Now eschatology is not my specialty and I think that there are so many different interpretations of what the Bible says about the last things that I would hesitate to be support any definitive program of eventual happenings. But the Bible is very definite about a general resurrection. What our resurrection bodies will be like is not clear but both Paul (in I Cor ch 15) and John (I John ch 3) testify that it will be like Jesus’s resurrection body and that is good enough for me.

Belief in a future resurrection makes a lot of difference to the way you live. It makes you better able to bear the trials and tribulations of this life. We know of a certainty that our sufferings will end and a future is coming which is better by far. We know about laying up treasure in heaven. We know that we matter to God and He will vindicate us. We know that nothing, absolutely nothing, can separate us from the love of God. Without the hope of the resurrection we might curse God and die (as Job’s wife suggested). There are times in this life when God seems distant; when the enemies of God seem to have the upper hand. As we see the sufferings of Christians in Turkey, in Iraq, in Indonesia and many other countries, we can’t imagine why a loving God would allow it to happen. That’s because we are shortsighted. We do not see the bigger picture. We forget about the resurrection.

Don’t envy the rich and powerful; pity them. Pray for them. Remember that God takes no pleasure from the death of the wicked; rather he is pleased when they turn from their ways and live. Jesus was willing to die that the wicked might live. It seems that believers must continue to suffer to give them time to turn.

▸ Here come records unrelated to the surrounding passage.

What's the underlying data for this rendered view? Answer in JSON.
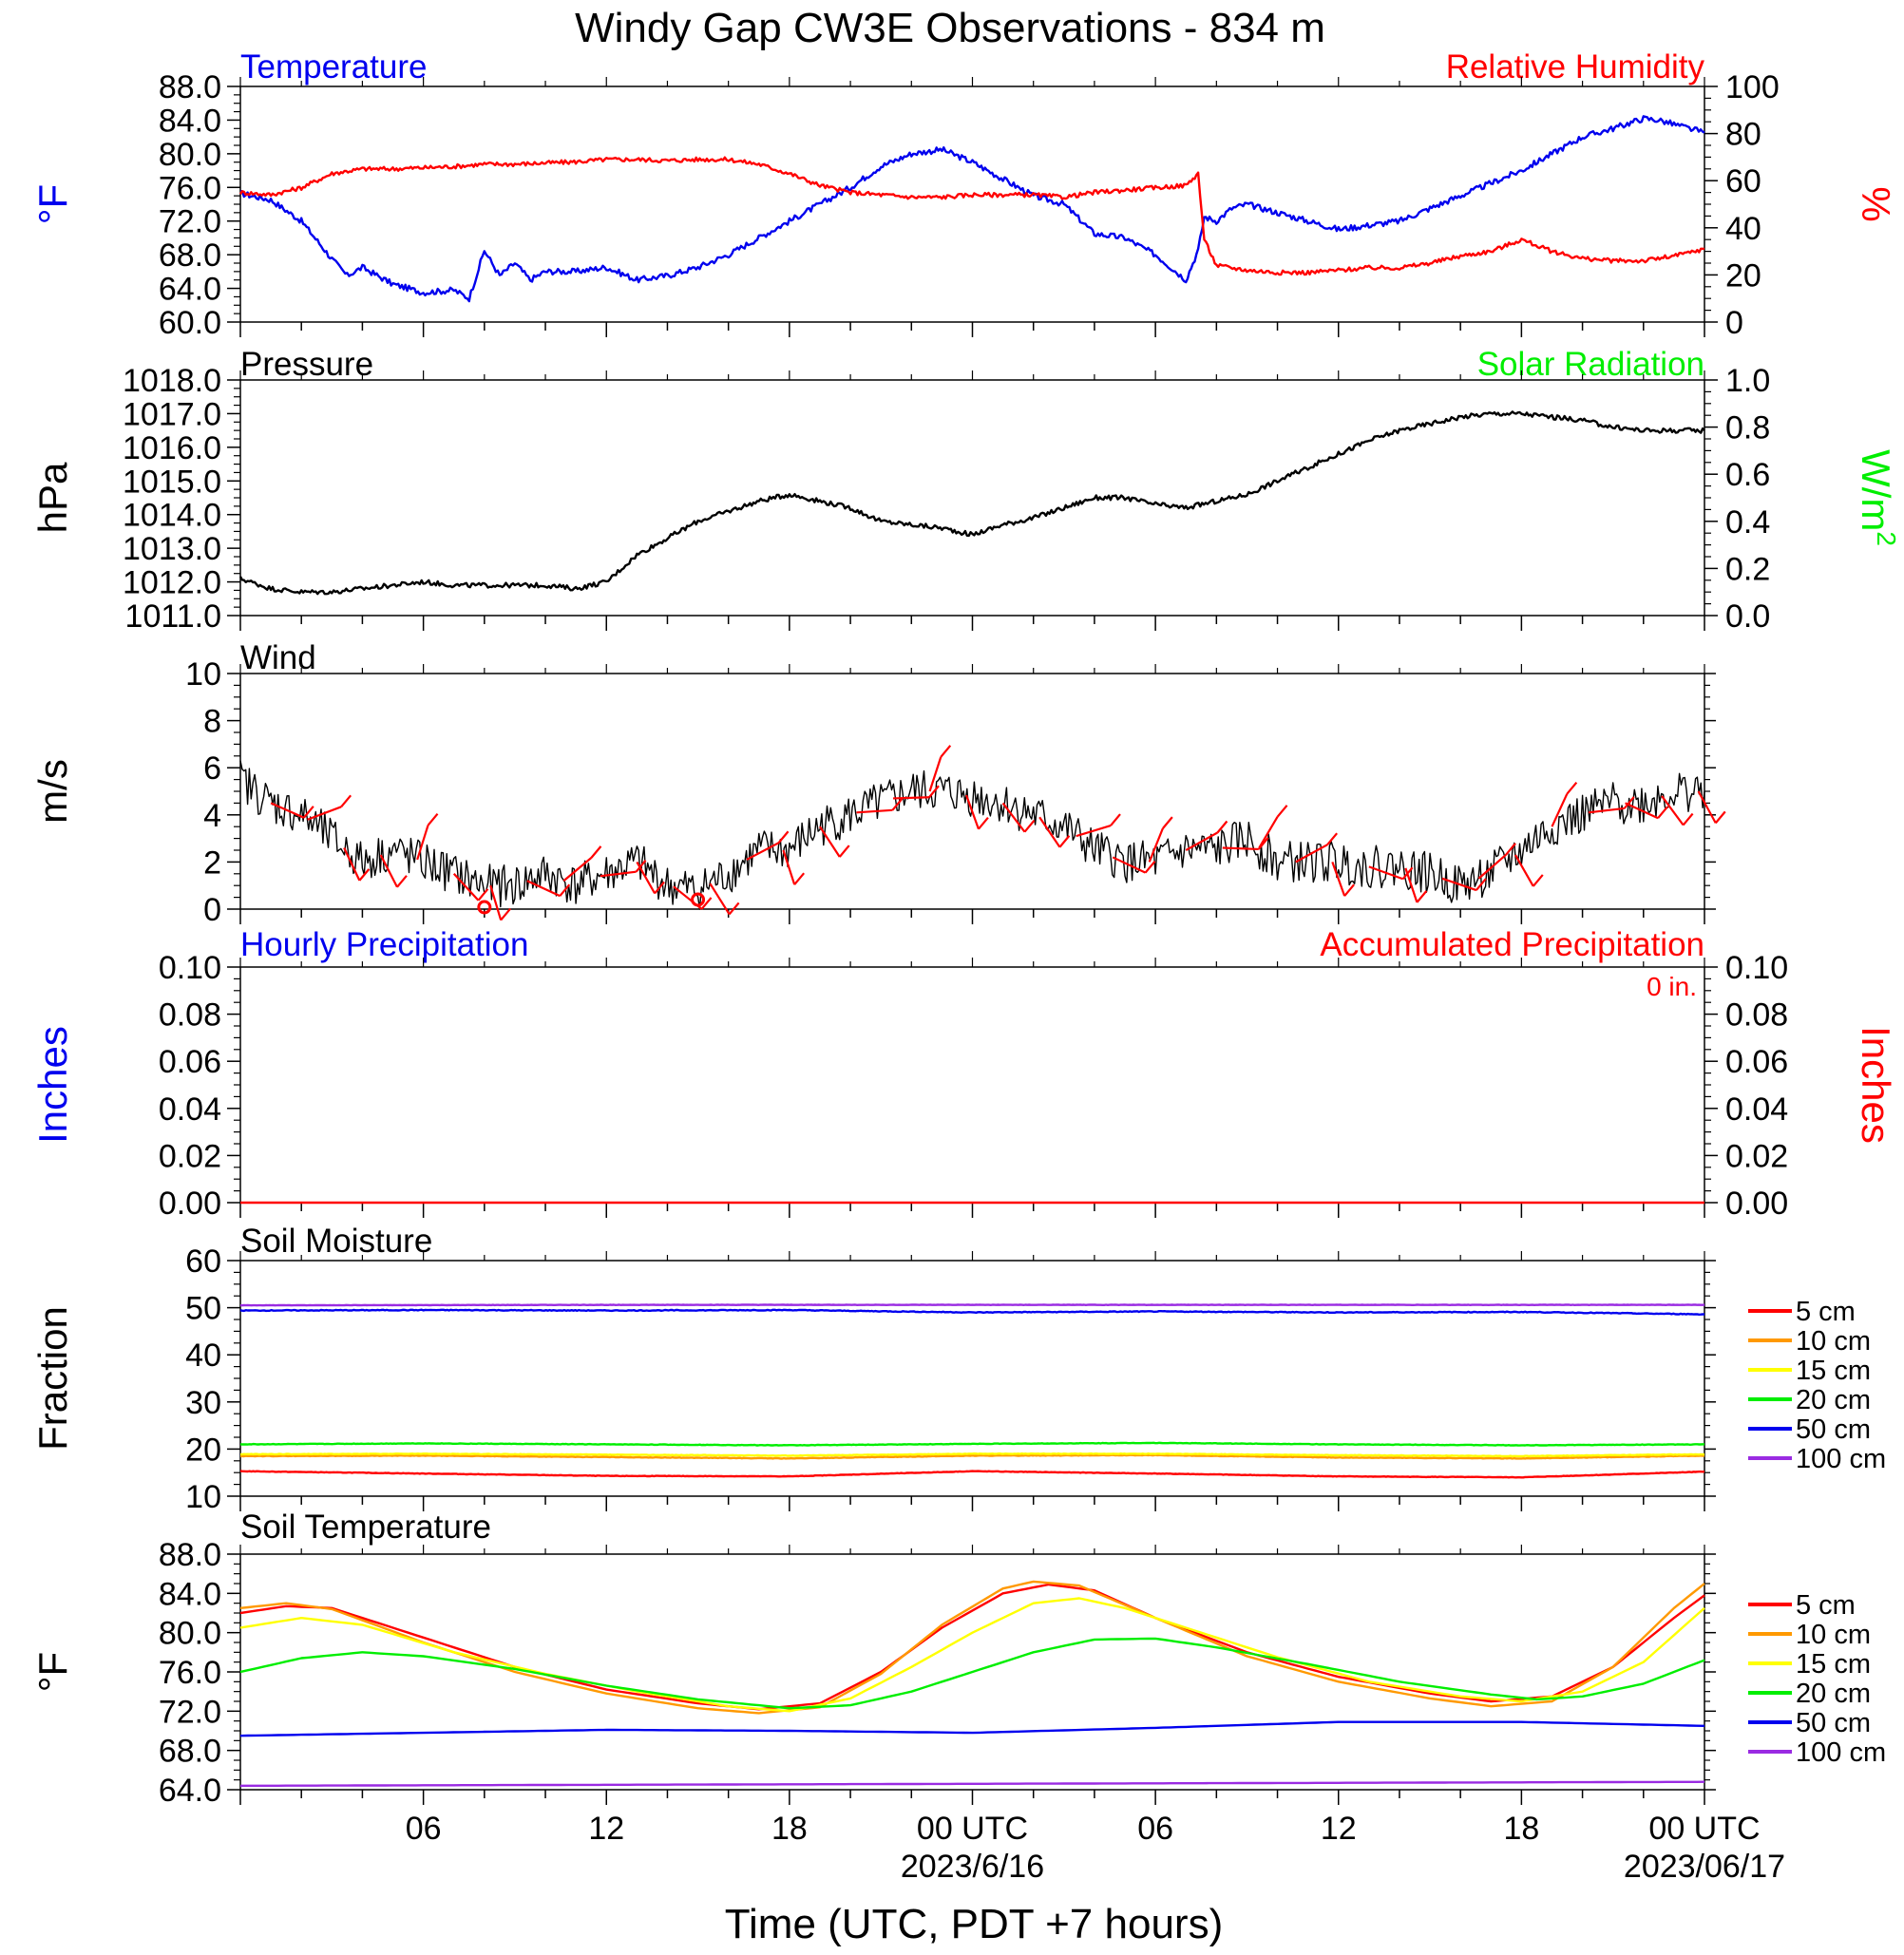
{
  "title": "Windy Gap CW3E Observations - 834 m",
  "x_axis": {
    "label": "Time (UTC, PDT +7 hours)",
    "ticks": [
      {
        "t": 6,
        "label": "06"
      },
      {
        "t": 12,
        "label": "12"
      },
      {
        "t": 18,
        "label": "18"
      },
      {
        "t": 24,
        "label": "00 UTC"
      },
      {
        "t": 30,
        "label": "06"
      },
      {
        "t": 36,
        "label": "12"
      },
      {
        "t": 42,
        "label": "18"
      },
      {
        "t": 48,
        "label": "00 UTC"
      }
    ],
    "date_labels": [
      {
        "t": 24,
        "label": "2023/6/16"
      },
      {
        "t": 48,
        "label": "2023/06/17"
      }
    ],
    "range_hours": [
      0,
      48
    ]
  },
  "legend": {
    "entries": [
      {
        "label": "5 cm",
        "color": "#ff0000"
      },
      {
        "label": "10 cm",
        "color": "#ff9900"
      },
      {
        "label": "15 cm",
        "color": "#ffff00"
      },
      {
        "label": "20 cm",
        "color": "#00ee00"
      },
      {
        "label": "50 cm",
        "color": "#0000ee"
      },
      {
        "label": "100 cm",
        "color": "#9a2be2"
      }
    ]
  },
  "chart_data": [
    {
      "type": "line",
      "id": "temp_rh",
      "left_title": "Temperature",
      "right_title": "Relative Humidity",
      "left_unit": "°F",
      "right_unit": "%",
      "left_ylim": [
        60,
        88
      ],
      "right_ylim": [
        0,
        100
      ],
      "left_ticks": [
        "60.0",
        "64.0",
        "68.0",
        "72.0",
        "76.0",
        "80.0",
        "84.0",
        "88.0"
      ],
      "right_ticks": [
        "0",
        "20",
        "40",
        "60",
        "80",
        "100"
      ],
      "series": [
        {
          "name": "Temperature",
          "axis": "left",
          "color": "#0000ee",
          "x": [
            0,
            1,
            2,
            3,
            3.5,
            4,
            5,
            6,
            7,
            7.5,
            8,
            8.5,
            9,
            9.5,
            10,
            11,
            12,
            13,
            14,
            15,
            16,
            17,
            18,
            19,
            20,
            21,
            22,
            23,
            24,
            25,
            26,
            27,
            28,
            29,
            30,
            31,
            31.4,
            31.6,
            32,
            32.5,
            33,
            34,
            35,
            36,
            37,
            38,
            39,
            40,
            41,
            42,
            43,
            44,
            45,
            46,
            46.5,
            47,
            47.5,
            48
          ],
          "y": [
            75.3,
            74.5,
            72.0,
            67.5,
            65.5,
            66.5,
            64.5,
            63.5,
            63.8,
            62.8,
            68.5,
            65.5,
            67.0,
            65.0,
            66.0,
            66.0,
            66.5,
            65.0,
            65.5,
            66.5,
            68.0,
            70.0,
            72.0,
            74.0,
            76.0,
            78.5,
            80.0,
            80.5,
            79.0,
            77.0,
            75.0,
            74.0,
            70.5,
            70.0,
            68.0,
            65.0,
            68.5,
            72.5,
            72.0,
            73.5,
            74.0,
            73.0,
            72.0,
            71.0,
            71.5,
            72.0,
            73.5,
            75.0,
            76.5,
            78.0,
            80.0,
            82.0,
            83.0,
            84.2,
            84.0,
            83.5,
            83.0,
            82.5
          ]
        },
        {
          "name": "Relative Humidity",
          "axis": "right",
          "color": "#ff0000",
          "x": [
            0,
            1,
            2,
            3,
            4,
            5,
            6,
            7,
            8,
            9,
            10,
            11,
            12,
            13,
            14,
            15,
            16,
            17,
            18,
            19,
            20,
            21,
            22,
            23,
            24,
            25,
            26,
            27,
            28,
            29,
            30,
            31,
            31.4,
            31.6,
            32,
            33,
            34,
            35,
            36,
            37,
            38,
            39,
            40,
            41,
            42,
            43,
            44,
            45,
            46,
            47,
            48
          ],
          "y": [
            55,
            54,
            57,
            63,
            65,
            65,
            65.5,
            66,
            67,
            67,
            67.5,
            68,
            69,
            69,
            68.5,
            69,
            69,
            67,
            63,
            58,
            55,
            54,
            53,
            53,
            54,
            54,
            54,
            53,
            55,
            56,
            57,
            58,
            63,
            35,
            24,
            22,
            21,
            21,
            22,
            23,
            23,
            25,
            28,
            30,
            35,
            30,
            27,
            26,
            26,
            28,
            31
          ]
        }
      ]
    },
    {
      "type": "line",
      "id": "pressure",
      "left_title": "Pressure",
      "right_title": "Solar Radiation",
      "left_unit": "hPa",
      "right_unit": "W/m",
      "right_unit_sup": "2",
      "left_ylim": [
        1011,
        1018
      ],
      "right_ylim": [
        0,
        1
      ],
      "left_ticks": [
        "1011.0",
        "1012.0",
        "1013.0",
        "1014.0",
        "1015.0",
        "1016.0",
        "1017.0",
        "1018.0"
      ],
      "right_ticks": [
        "0.0",
        "0.2",
        "0.4",
        "0.6",
        "0.8",
        "1.0"
      ],
      "series": [
        {
          "name": "Pressure",
          "axis": "left",
          "color": "#000000",
          "x": [
            0,
            1,
            2,
            3,
            4,
            5,
            6,
            7,
            8,
            9,
            10,
            11,
            12,
            12.5,
            13,
            14,
            15,
            16,
            17,
            18,
            19,
            20,
            21,
            22,
            23,
            24,
            25,
            26,
            27,
            28,
            29,
            30,
            31,
            32,
            33,
            34,
            35,
            36,
            37,
            38,
            39,
            40,
            41,
            42,
            43,
            44,
            45,
            46,
            47,
            48
          ],
          "y": [
            1012.1,
            1011.8,
            1011.7,
            1011.7,
            1011.8,
            1011.9,
            1012.0,
            1011.9,
            1011.9,
            1011.9,
            1011.9,
            1011.8,
            1012.0,
            1012.4,
            1012.8,
            1013.3,
            1013.8,
            1014.1,
            1014.4,
            1014.6,
            1014.4,
            1014.2,
            1013.8,
            1013.7,
            1013.6,
            1013.4,
            1013.7,
            1013.9,
            1014.2,
            1014.5,
            1014.5,
            1014.3,
            1014.2,
            1014.4,
            1014.6,
            1015.0,
            1015.4,
            1015.8,
            1016.2,
            1016.5,
            1016.7,
            1016.9,
            1017.0,
            1017.0,
            1016.9,
            1016.8,
            1016.6,
            1016.5,
            1016.5,
            1016.5
          ]
        }
      ]
    },
    {
      "type": "line",
      "id": "wind",
      "left_title": "Wind",
      "left_unit": "m/s",
      "left_ylim": [
        0,
        10
      ],
      "left_ticks": [
        "0",
        "2",
        "4",
        "6",
        "8",
        "10"
      ],
      "barb_color": "#ff0000",
      "calm_markers_hours": [
        8,
        15
      ],
      "series": [
        {
          "name": "Wind",
          "axis": "left",
          "color": "#000000",
          "x": [
            0,
            1,
            2,
            3,
            4,
            5,
            6,
            7,
            8,
            9,
            10,
            11,
            12,
            13,
            14,
            15,
            16,
            17,
            18,
            19,
            20,
            21,
            22,
            23,
            24,
            25,
            26,
            27,
            28,
            29,
            30,
            31,
            32,
            33,
            34,
            35,
            36,
            37,
            38,
            39,
            40,
            41,
            42,
            43,
            44,
            45,
            46,
            47,
            48
          ],
          "y": [
            5.5,
            4.5,
            4.0,
            3.0,
            2.0,
            2.5,
            2.0,
            1.5,
            1.0,
            1.0,
            1.5,
            1.0,
            1.5,
            2.0,
            1.0,
            0.8,
            1.5,
            2.5,
            2.5,
            3.5,
            4.0,
            4.5,
            5.0,
            5.0,
            4.8,
            4.5,
            4.0,
            3.5,
            2.5,
            2.0,
            2.0,
            2.5,
            2.5,
            3.0,
            2.0,
            2.0,
            2.0,
            1.8,
            1.8,
            1.5,
            1.0,
            1.5,
            2.5,
            3.5,
            4.0,
            4.5,
            4.5,
            5.0,
            5.0
          ]
        }
      ]
    },
    {
      "type": "line",
      "id": "precip",
      "left_title": "Hourly Precipitation",
      "right_title": "Accumulated Precipitation",
      "annotation": "0 in.",
      "left_unit": "Inches",
      "right_unit": "Inches",
      "left_ylim": [
        0,
        0.1
      ],
      "right_ylim": [
        0,
        0.1
      ],
      "left_ticks": [
        "0.00",
        "0.02",
        "0.04",
        "0.06",
        "0.08",
        "0.10"
      ],
      "right_ticks": [
        "0.00",
        "0.02",
        "0.04",
        "0.06",
        "0.08",
        "0.10"
      ],
      "series": [
        {
          "name": "Accumulated Precipitation",
          "axis": "left",
          "color": "#ff0000",
          "x": [
            0,
            48
          ],
          "y": [
            0,
            0
          ]
        }
      ]
    },
    {
      "type": "line",
      "id": "soil_moisture",
      "left_title": "Soil Moisture",
      "left_unit": "Fraction",
      "left_ylim": [
        10,
        60
      ],
      "left_ticks": [
        "10",
        "20",
        "30",
        "40",
        "50",
        "60"
      ],
      "series": [
        {
          "name": "5 cm",
          "axis": "left",
          "color": "#ff0000",
          "x": [
            0,
            6,
            12,
            18,
            24,
            30,
            36,
            42,
            48
          ],
          "y": [
            15.3,
            14.8,
            14.3,
            14.2,
            15.3,
            14.8,
            14.2,
            14.0,
            15.2
          ]
        },
        {
          "name": "10 cm",
          "axis": "left",
          "color": "#ff9900",
          "x": [
            0,
            6,
            12,
            18,
            24,
            30,
            36,
            42,
            48
          ],
          "y": [
            18.5,
            18.6,
            18.3,
            18.0,
            18.6,
            18.7,
            18.2,
            18.0,
            18.6
          ]
        },
        {
          "name": "15 cm",
          "axis": "left",
          "color": "#ffff00",
          "x": [
            0,
            6,
            12,
            18,
            24,
            30,
            36,
            42,
            48
          ],
          "y": [
            18.9,
            19.0,
            18.8,
            18.6,
            19.0,
            19.0,
            18.7,
            18.5,
            18.9
          ]
        },
        {
          "name": "20 cm",
          "axis": "left",
          "color": "#00ee00",
          "x": [
            0,
            6,
            12,
            18,
            24,
            30,
            36,
            42,
            48
          ],
          "y": [
            21.0,
            21.2,
            21.0,
            20.8,
            21.1,
            21.3,
            21.0,
            20.8,
            21.0
          ]
        },
        {
          "name": "50 cm",
          "axis": "left",
          "color": "#0000ee",
          "x": [
            0,
            6,
            12,
            18,
            24,
            30,
            36,
            42,
            48
          ],
          "y": [
            49.4,
            49.5,
            49.4,
            49.5,
            49.0,
            49.2,
            49.0,
            49.1,
            48.6
          ]
        },
        {
          "name": "100 cm",
          "axis": "left",
          "color": "#9a2be2",
          "x": [
            0,
            12,
            24,
            36,
            48
          ],
          "y": [
            50.5,
            50.6,
            50.6,
            50.6,
            50.6
          ]
        }
      ]
    },
    {
      "type": "line",
      "id": "soil_temp",
      "left_title": "Soil Temperature",
      "left_unit": "°F",
      "left_ylim": [
        64,
        88
      ],
      "left_ticks": [
        "64.0",
        "68.0",
        "72.0",
        "76.0",
        "80.0",
        "84.0",
        "88.0"
      ],
      "series": [
        {
          "name": "5 cm",
          "axis": "left",
          "color": "#ff0000",
          "x": [
            0,
            1.5,
            3,
            6,
            9,
            12,
            15,
            17,
            19,
            21,
            23,
            25,
            26.5,
            28,
            30,
            33,
            36,
            39,
            41,
            43,
            45,
            47,
            48
          ],
          "y": [
            82.0,
            82.7,
            82.5,
            79.5,
            76.5,
            74.2,
            72.8,
            72.2,
            72.8,
            76.0,
            80.5,
            84.0,
            84.9,
            84.3,
            81.5,
            78.0,
            75.5,
            73.8,
            73.0,
            73.5,
            76.5,
            81.5,
            83.8
          ]
        },
        {
          "name": "10 cm",
          "axis": "left",
          "color": "#ff9900",
          "x": [
            0,
            1.5,
            3,
            6,
            9,
            12,
            15,
            17,
            19,
            21,
            23,
            25,
            26,
            27.5,
            30,
            33,
            36,
            39,
            41,
            43,
            45,
            47,
            48
          ],
          "y": [
            82.5,
            83.0,
            82.4,
            79.0,
            76.0,
            73.8,
            72.3,
            71.8,
            72.4,
            75.8,
            80.8,
            84.5,
            85.2,
            84.8,
            81.5,
            77.6,
            75.0,
            73.3,
            72.5,
            73.0,
            76.5,
            82.5,
            85.0
          ]
        },
        {
          "name": "15 cm",
          "axis": "left",
          "color": "#ffff00",
          "x": [
            0,
            2,
            4,
            7,
            10,
            13,
            16,
            18,
            20,
            22,
            24,
            26,
            27.5,
            29,
            31,
            34,
            37,
            40,
            42,
            44,
            46,
            48
          ],
          "y": [
            80.5,
            81.5,
            80.8,
            78.0,
            75.8,
            74.0,
            72.5,
            72.0,
            73.3,
            76.5,
            80.0,
            83.0,
            83.5,
            82.5,
            80.5,
            77.5,
            75.0,
            73.5,
            73.0,
            74.0,
            77.0,
            82.5
          ]
        },
        {
          "name": "20 cm",
          "axis": "left",
          "color": "#00ee00",
          "x": [
            0,
            2,
            4,
            6,
            9,
            12,
            15,
            18,
            20,
            22,
            24,
            26,
            28,
            30,
            32,
            35,
            38,
            41,
            42.5,
            44,
            46,
            48
          ],
          "y": [
            76.0,
            77.4,
            78.0,
            77.6,
            76.3,
            74.6,
            73.2,
            72.3,
            72.6,
            74.0,
            76.0,
            78.0,
            79.3,
            79.4,
            78.5,
            76.8,
            75.0,
            73.7,
            73.2,
            73.5,
            74.8,
            77.2
          ]
        },
        {
          "name": "50 cm",
          "axis": "left",
          "color": "#0000ee",
          "x": [
            0,
            6,
            12,
            18,
            24,
            30,
            36,
            42,
            48
          ],
          "y": [
            69.5,
            69.8,
            70.1,
            70.0,
            69.8,
            70.3,
            70.9,
            70.9,
            70.5
          ]
        },
        {
          "name": "100 cm",
          "axis": "left",
          "color": "#9a2be2",
          "x": [
            0,
            12,
            24,
            36,
            48
          ],
          "y": [
            64.4,
            64.5,
            64.6,
            64.7,
            64.8
          ]
        }
      ]
    }
  ]
}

Some might be rather miffed that there is no marriage on this new earth. No marriage; no sex. What will be there is better by far. CS Lewis tries to picture it in his short book, The Great Divorce. He sees our new bodies as so much more substantial than our earthly ones. In one episode he traces the difficulty of an old earth body walking on new earth grass. The grass is so much more substantial it penetrates the old earth feet making walking there painful and next to impossible. It’s only a picture. I am content to leave the future to God, but I am reassured that he wants the best for me, because he sent his son to die for me.


justme said...

This was just wonderful. Thank you!

Looking at the "bigger picture" when going through difficult times has always been helpful to me...when I actually remember to do it.

Vance Esler said...

My other comment got messed up. Let me try again:

This fits very well with the most recent post on my blog. I really enjoy your insights and your way with words.

Don't stop!

Anonymous said...

Seeing your words was very timely for me. Today I have been a bit down about having CLL, the demands on my time, etc. I needed to reminded again about our future hope (and bring it back again to our present reality).
I was just telling one of my co-workers whose mom has CLL about you and how I am looking forward to meeting you in heaven. Smile.

Liz W.
Minnesota, USA

Anonymous said...

A refreshing reminder! Thanks for putting it so well. Your high view of Scripture is most encouraging.